In the past four years, Kress and his colleagues have barcoded all 250 plant species on the island. What this means is that they’ve collected specimen and created a database of a standardized, distinctive segment of DNA from each plant. So, in effect, if they can’t recognize the plant on first sight, or if they spot something similar in another locale, they can analyze its DNA using the database to identify it.
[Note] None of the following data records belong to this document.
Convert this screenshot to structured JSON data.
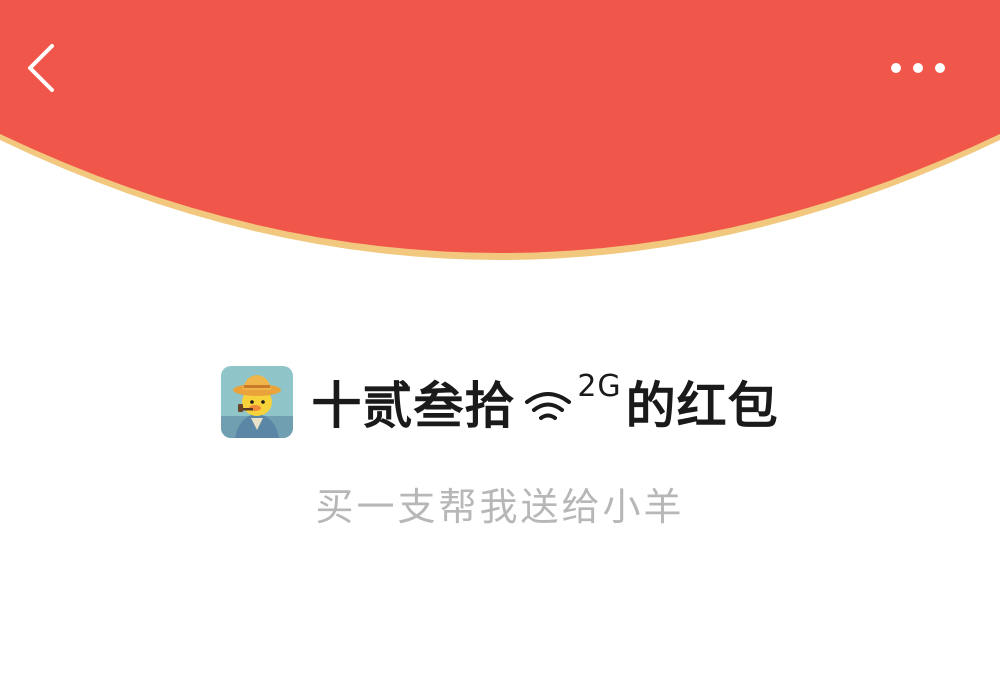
{
  "header": {
    "background_color": "#F0574A",
    "rim_color": "#F2C77E",
    "back_icon": "chevron-left-icon",
    "more_icon": "more-horizontal-icon"
  },
  "envelope": {
    "sender_avatar": "duck-avatar",
    "title_part1": "十贰叁拾",
    "title_sup": "2G",
    "title_part2": "的红包",
    "subtitle": "买一支帮我送给小羊"
  }
}
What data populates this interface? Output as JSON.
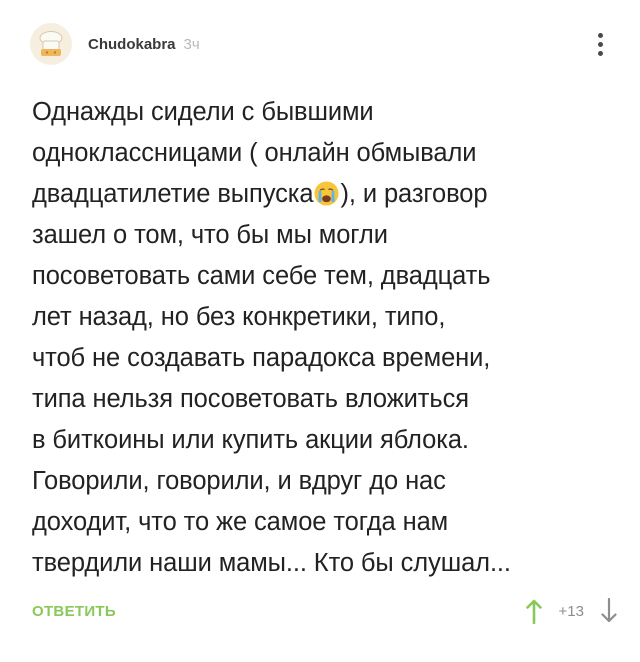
{
  "comment": {
    "author": "Chudokabra",
    "time": "3ч",
    "lines": {
      "l1": "Однажды сидели с бывшими",
      "l2": "одноклассницами ( онлайн обмывали",
      "l3a": "двадцатилетие выпуска",
      "l3b": "), и разговор",
      "l4": "зашел о том, что бы мы могли",
      "l5": "посоветовать сами себе тем, двадцать",
      "l6": "лет назад, но без конкретики, типо,",
      "l7": "чтоб не создавать парадокса времени,",
      "l8": "типа нельзя посоветовать вложиться",
      "l9": "в биткоины или купить акции яблока.",
      "l10": "Говорили, говорили, и вдруг до нас",
      "l11": "доходит, что то же самое тогда нам",
      "l12": "твердили наши мамы... Кто бы слушал..."
    }
  },
  "footer": {
    "reply_label": "ОТВЕТИТЬ",
    "rating": "+13"
  },
  "icons": {
    "avatar": "chef-hat-avatar-icon",
    "emoji": "crying-face-emoji",
    "more": "vertical-dots-icon",
    "upvote": "arrow-up-icon",
    "downvote": "arrow-down-icon"
  },
  "colors": {
    "accent_green": "#8ac858",
    "text": "#222222",
    "muted": "#b9b9b9"
  }
}
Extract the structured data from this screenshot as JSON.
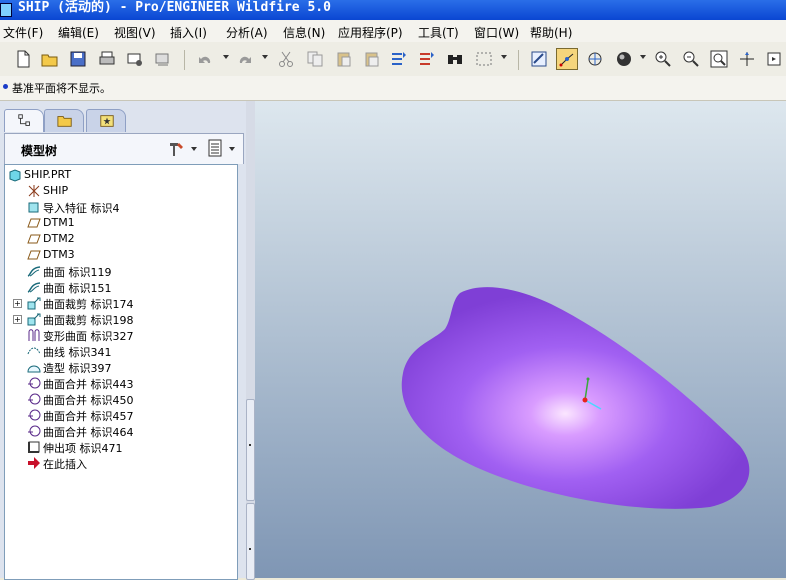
{
  "window": {
    "title": "SHIP (活动的) - Pro/ENGINEER Wildfire 5.0"
  },
  "menu": [
    {
      "label": "文件(F)"
    },
    {
      "label": "编辑(E)"
    },
    {
      "label": "视图(V)"
    },
    {
      "label": "插入(I)"
    },
    {
      "label": "分析(A)"
    },
    {
      "label": "信息(N)"
    },
    {
      "label": "应用程序(P)"
    },
    {
      "label": "工具(T)"
    },
    {
      "label": "窗口(W)"
    },
    {
      "label": "帮助(H)"
    }
  ],
  "toolbar_icons": [
    "new-icon",
    "open-icon",
    "save-icon",
    "print-icon",
    "send-mail-icon",
    "email-link-icon",
    "undo-icon",
    "redo-icon",
    "cut-icon",
    "copy-icon",
    "paste-icon",
    "paste-special-icon",
    "regenerate-icon",
    "regenerate-manager-icon",
    "find-icon",
    "select-box-icon",
    "redraw-icon",
    "spin-center-icon",
    "orient-mode-icon",
    "shading-icon",
    "zoom-in-icon",
    "zoom-out-icon",
    "refit-icon",
    "reorient-icon",
    "saved-views-icon"
  ],
  "message": {
    "text": "基准平面将不显示。"
  },
  "colors": {
    "accent": "#f5d57c",
    "model": "#9a5cf0",
    "title_bar": "#0a46d2"
  },
  "model_tree": {
    "title": "模型树",
    "items": [
      {
        "label": "SHIP.PRT",
        "icon": "part-icon"
      },
      {
        "label": "SHIP",
        "icon": "csys-icon"
      },
      {
        "label": "导入特征 标识4",
        "icon": "import-feature-icon"
      },
      {
        "label": "DTM1",
        "icon": "datum-plane-icon"
      },
      {
        "label": "DTM2",
        "icon": "datum-plane-icon"
      },
      {
        "label": "DTM3",
        "icon": "datum-plane-icon"
      },
      {
        "label": "曲面 标识119",
        "icon": "surface-icon"
      },
      {
        "label": "曲面 标识151",
        "icon": "surface-icon"
      },
      {
        "label": "曲面裁剪 标识174",
        "icon": "trim-icon"
      },
      {
        "label": "曲面裁剪 标识198",
        "icon": "trim-icon"
      },
      {
        "label": "变形曲面 标识327",
        "icon": "warp-icon"
      },
      {
        "label": "曲线 标识341",
        "icon": "curve-icon"
      },
      {
        "label": "造型 标识397",
        "icon": "style-icon"
      },
      {
        "label": "曲面合并 标识443",
        "icon": "merge-icon"
      },
      {
        "label": "曲面合并 标识450",
        "icon": "merge-icon"
      },
      {
        "label": "曲面合并 标识457",
        "icon": "merge-icon"
      },
      {
        "label": "曲面合并 标识464",
        "icon": "merge-icon"
      },
      {
        "label": "伸出项 标识471",
        "icon": "protrusion-icon"
      },
      {
        "label": "在此插入",
        "icon": "insert-here-icon"
      }
    ]
  }
}
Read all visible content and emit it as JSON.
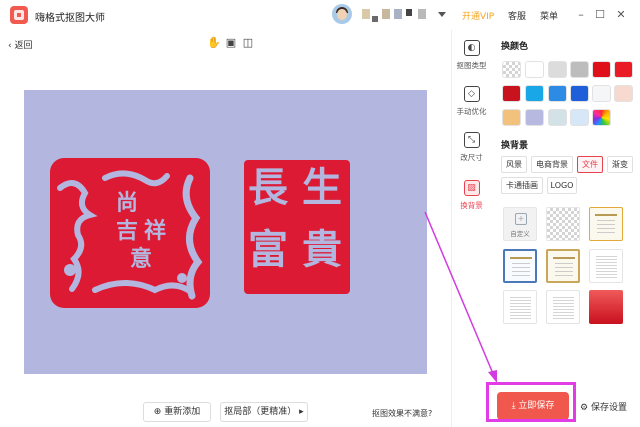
{
  "app": {
    "title": "嗨格式抠图大师"
  },
  "header": {
    "vip": "开通VIP",
    "service": "客服",
    "menu": "菜单"
  },
  "toolbar": {
    "back": "返回"
  },
  "seals": {
    "left": [
      "尚",
      "吉",
      "祥",
      "意"
    ],
    "right": [
      "長",
      "生",
      "富",
      "貴"
    ]
  },
  "bottom": {
    "add": "重新添加",
    "refine": "抠局部（更精准）",
    "feedback": "抠图效果不满意?"
  },
  "sidetabs": [
    {
      "label": "抠图类型",
      "icon": "cutout-type-icon"
    },
    {
      "label": "手动优化",
      "icon": "eraser-icon"
    },
    {
      "label": "改尺寸",
      "icon": "resize-icon"
    },
    {
      "label": "换背景",
      "icon": "background-icon"
    }
  ],
  "panel": {
    "color_title": "换颜色",
    "colors": [
      "transparent",
      "#ffffff",
      "#dcdcdc",
      "#bdbdbd",
      "#e0101a",
      "#ea1b24",
      "#c8131e",
      "#1aa7e8",
      "#2d8be6",
      "#1f5fd9",
      "#f4f6f8",
      "#f7d9d0",
      "#f2c27c",
      "#b8b9e1",
      "#d3e2e6",
      "#d6e7f7",
      "rainbow"
    ],
    "bg_title": "换背景",
    "categories": [
      "风景",
      "电商背景",
      "文件",
      "渐变",
      "卡通插画",
      "LOGO"
    ],
    "active_category": "文件",
    "custom_label": "自定义",
    "save_button": "立即保存",
    "save_settings": "保存设置"
  },
  "colors": {
    "accent": "#f0584d",
    "highlight": "#e23ce6",
    "seal": "#dd1a34",
    "canvas_bg": "#b3b6df"
  }
}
In the past, they’ve needed a plant’s flowers or fruits to classify it, necessitating that they collect samples at a specific time. But with barcoding, they can now use DNA from just about any part of the plant they manage to collect—flowers, fruits, seeds, bark, roots or leaves. While we were on the island, Erickson was actually collecting insects, mostly caterpillars, and the leaves he found them on. He has succeeded in finding plant DNA in the ground up guts of insects, and he hopes to better understand which insects are specialists, meaning they eat certain plant species, and which are generalists, meaning they eat just about anything. Up until now, said Kress, you’d literally have to follow that bug around to find out what it really ate. If researchers collected it off a given plant, they assumed that’s what it fed on, but had no way of telling what else made up its diet. Erickson was bagging specimen right up until we stepped foot off the island. "That’s kind of hard to resist," he said of a plump, fuzzy caterpillar. "What about flies? Do you need flies?" said Lopez, who had an eagle eye for spotting things. But he finally had to say, "I’m done," and b-line it back to the car.
The Consortium for the Barcode of Life (CBOL), headquartered at the National Museum of Natural History, is working to compile a global reference library of DNA barcodes of plants and animals. The goal is to eventually create a handheld barcode devise, similar in concept to those used to scan products in the grocery store, that a botanist or any other person could use to scan and identify a plant in the field. Crazy, huh?